Kejadian gempa Sabtu lalu, 15 Agustus 2026 hingga hari ini telah menewaskan 68 orang. Korban meninggal terbanyak tercatat di Manggarai 26 orang dan Manggarai Timur 24 orang; sementara 213 orang mengalami luka-luka.
Anggota keluarga korban, Petrus Nuwa, warga Desa Woewolo, Kecamatan Mauponggo, Kabupaten Nagekeo mengaku keluarganya tidak mendapatkan bantuan sama sekali hingga hari ini, sedangkan rumahnya sudah hancur.
Ia terpaksa mendirikan tenda secara mandiri sebagai tempat tinggal sementara. Kelistrikan pun kadang mati, sehingga banyak warga terdampak dan kesulitan berkomunikasi. Hingga pukul 20.40 Wita, akses komunikasi juga sulit dilakukan, diduga kelistrikan sedang bermasalah di sana.

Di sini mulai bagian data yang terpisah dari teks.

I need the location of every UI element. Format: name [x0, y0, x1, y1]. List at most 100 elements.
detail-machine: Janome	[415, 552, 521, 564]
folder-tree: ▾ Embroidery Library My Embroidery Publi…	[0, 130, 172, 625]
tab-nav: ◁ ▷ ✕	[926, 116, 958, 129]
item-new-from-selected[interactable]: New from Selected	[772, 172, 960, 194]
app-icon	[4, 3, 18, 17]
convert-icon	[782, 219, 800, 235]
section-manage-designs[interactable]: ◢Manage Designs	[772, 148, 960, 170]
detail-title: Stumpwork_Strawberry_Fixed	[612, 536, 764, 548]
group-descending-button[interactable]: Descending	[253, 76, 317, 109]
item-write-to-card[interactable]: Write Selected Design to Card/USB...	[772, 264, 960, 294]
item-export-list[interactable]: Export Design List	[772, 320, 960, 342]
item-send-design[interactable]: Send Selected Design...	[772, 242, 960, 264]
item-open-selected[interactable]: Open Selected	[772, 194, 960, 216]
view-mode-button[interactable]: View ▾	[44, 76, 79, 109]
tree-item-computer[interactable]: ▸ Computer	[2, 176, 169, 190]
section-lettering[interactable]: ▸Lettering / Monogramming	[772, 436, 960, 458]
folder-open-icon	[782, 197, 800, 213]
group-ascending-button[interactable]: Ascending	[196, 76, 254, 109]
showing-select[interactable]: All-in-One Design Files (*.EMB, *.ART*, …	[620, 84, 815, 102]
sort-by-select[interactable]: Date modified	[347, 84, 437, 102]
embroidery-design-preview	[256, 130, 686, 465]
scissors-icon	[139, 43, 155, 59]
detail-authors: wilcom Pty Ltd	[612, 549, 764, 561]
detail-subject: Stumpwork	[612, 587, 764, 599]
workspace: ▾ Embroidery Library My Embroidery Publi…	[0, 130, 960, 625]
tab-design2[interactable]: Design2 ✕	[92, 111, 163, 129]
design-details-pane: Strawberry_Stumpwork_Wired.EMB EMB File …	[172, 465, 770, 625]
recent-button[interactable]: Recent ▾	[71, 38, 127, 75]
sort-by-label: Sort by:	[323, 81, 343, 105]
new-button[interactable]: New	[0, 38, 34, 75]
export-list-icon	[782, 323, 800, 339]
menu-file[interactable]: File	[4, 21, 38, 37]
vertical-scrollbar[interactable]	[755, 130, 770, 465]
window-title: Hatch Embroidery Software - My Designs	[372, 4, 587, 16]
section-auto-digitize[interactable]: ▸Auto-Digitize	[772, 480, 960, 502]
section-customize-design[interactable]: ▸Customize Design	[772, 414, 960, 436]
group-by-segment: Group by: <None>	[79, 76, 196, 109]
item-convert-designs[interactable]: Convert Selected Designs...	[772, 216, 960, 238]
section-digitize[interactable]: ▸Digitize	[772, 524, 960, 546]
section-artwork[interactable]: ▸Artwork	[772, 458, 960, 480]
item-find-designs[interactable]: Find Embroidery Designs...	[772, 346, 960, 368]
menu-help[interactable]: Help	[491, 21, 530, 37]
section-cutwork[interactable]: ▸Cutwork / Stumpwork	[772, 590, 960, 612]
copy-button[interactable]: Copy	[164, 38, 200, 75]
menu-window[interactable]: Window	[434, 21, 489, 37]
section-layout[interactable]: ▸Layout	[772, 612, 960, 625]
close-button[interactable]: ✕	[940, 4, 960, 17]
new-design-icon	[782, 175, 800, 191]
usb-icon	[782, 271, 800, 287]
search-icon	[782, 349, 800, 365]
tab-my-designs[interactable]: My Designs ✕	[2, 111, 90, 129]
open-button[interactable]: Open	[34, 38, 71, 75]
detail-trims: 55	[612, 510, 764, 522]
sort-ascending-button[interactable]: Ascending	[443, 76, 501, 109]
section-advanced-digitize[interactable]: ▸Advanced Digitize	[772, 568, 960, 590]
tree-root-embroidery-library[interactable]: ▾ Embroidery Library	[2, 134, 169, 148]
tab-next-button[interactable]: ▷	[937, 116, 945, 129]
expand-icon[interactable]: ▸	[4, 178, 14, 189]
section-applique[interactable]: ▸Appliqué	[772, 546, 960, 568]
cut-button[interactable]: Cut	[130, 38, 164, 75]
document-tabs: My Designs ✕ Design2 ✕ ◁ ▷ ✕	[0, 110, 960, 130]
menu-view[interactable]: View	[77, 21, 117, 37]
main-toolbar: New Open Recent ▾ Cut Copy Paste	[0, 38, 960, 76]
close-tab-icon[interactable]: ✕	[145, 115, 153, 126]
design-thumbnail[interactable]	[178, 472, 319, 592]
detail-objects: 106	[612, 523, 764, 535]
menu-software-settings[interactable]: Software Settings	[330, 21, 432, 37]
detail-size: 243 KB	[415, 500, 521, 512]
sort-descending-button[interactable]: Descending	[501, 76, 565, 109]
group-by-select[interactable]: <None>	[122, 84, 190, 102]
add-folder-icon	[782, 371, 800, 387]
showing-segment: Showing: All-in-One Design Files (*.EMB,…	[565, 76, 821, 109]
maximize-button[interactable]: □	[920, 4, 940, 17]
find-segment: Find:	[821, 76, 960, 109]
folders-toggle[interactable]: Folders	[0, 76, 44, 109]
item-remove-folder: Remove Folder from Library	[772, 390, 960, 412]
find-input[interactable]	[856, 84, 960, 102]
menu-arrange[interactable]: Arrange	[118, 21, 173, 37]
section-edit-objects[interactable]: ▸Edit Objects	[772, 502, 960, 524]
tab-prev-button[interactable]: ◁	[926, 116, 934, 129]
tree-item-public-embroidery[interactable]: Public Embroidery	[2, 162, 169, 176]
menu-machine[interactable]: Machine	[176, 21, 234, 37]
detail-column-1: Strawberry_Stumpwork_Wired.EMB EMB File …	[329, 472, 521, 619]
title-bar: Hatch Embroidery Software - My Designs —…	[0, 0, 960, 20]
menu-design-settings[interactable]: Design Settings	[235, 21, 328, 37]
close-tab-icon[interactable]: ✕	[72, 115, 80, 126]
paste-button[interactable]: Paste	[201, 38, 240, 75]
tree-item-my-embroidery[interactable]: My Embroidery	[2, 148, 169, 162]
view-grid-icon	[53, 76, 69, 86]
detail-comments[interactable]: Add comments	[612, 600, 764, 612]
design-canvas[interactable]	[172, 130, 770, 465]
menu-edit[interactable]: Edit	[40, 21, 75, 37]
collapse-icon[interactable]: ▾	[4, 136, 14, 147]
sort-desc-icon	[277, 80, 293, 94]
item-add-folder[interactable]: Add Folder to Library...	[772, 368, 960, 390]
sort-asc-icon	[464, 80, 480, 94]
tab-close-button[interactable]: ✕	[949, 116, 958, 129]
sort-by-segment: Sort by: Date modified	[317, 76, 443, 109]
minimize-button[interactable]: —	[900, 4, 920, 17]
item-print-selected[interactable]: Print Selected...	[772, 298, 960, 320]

"Rumah keluarga hancur. Boro-boro bantuan, mereka aja sampai sekarang tidur di kemah sendiri. Instalasi air bersih putus, akses pasar putus, beras habis. Mereka gak ada makan," ungkapnya saat diwawancara IDN Times pukul 15.00 Wita, Senin (17/8/2026).
Sementara Rahma bercerita keluarga besarnya masih mengungsi di gunung dampak kejadian tersebut. Kondisi korban gempa bumi di Kecamatan Reo, Kabupaten Manggarai jauh berbeda dengan di Nagekeo karena bantuannya sudah mulai dirasakan para korban.
"Untungnya bantuan tipis-tipis sudah mulai masuk," jawabnya.